I'm 61 and when I was in my teens there was no publishing category called Young Adult. There were children's books and as we outgrew those we went straight onto adult books, as I recall. I read voraciously as a child and teenager (no internet! how lucky we were). Here are some I remember from roughly that time.

My Family and Other Animals - we read that as a set book in what you'd now call year 7 and I loved it.

I saw the brilliant 1974 film of Murder on the Orient Express in the cinema not long after it was released and that was one of the things that got me reading Agatha Christie. I would strongly recommend The Murder of Roger Ackroyd, And Then There Were None and Murder on the Orient Express as (arguably) her three best books.

Read Jane Eyre as a set book at school around then, and probably Wuthering Heights not long after. I read several Dickens novels as a child and young teenager. I'd read The Moonstone by Wilkie Collins a year or two earlier and loved it. (I love Victorian fiction, but I know not all adults share my taste there, never mind teenagers.)

The one book I distinctly remember reading then because there was an excellent TV adaptation around that time is South Riding by Winifred Holtby, which remains one of my all-time favourite novels. Quite long, but not a difficult read.

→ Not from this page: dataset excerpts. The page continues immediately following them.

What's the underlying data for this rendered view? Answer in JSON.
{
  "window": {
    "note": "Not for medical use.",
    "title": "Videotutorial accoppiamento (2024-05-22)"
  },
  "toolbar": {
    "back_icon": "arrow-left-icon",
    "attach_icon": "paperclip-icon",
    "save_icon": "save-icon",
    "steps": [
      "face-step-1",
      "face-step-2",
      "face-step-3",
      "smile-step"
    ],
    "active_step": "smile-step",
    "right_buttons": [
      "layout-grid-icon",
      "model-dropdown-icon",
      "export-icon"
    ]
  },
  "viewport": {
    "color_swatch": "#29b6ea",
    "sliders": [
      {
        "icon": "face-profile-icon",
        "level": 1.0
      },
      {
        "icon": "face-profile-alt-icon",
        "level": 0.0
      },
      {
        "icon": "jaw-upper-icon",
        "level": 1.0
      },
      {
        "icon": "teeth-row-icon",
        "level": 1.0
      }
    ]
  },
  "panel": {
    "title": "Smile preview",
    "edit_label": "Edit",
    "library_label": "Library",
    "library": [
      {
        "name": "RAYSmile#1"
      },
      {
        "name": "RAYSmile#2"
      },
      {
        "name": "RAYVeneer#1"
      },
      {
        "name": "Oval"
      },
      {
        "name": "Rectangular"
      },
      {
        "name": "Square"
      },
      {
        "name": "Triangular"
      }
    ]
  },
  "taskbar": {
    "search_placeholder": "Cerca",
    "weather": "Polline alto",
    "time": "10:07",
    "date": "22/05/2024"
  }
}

MsInterpret · 06/11/2022 11:18

Charlotte Sometimes by Penelope Farmer. Great time travelling-y mystery.

Moondial by Helen Cresswell. Not sure if counts as a classic but it's pretty old now and still excellent. Inspired by Belton House (NT) in Lincs and filmed by BBC so you can even visit the 'set'.

Mardyface · 06/11/2022 11:30

Thank you! I haven't decided what my recommendation will be yet - probably John Wyndham- but this has been really useful. Lots of Xmas present ideas!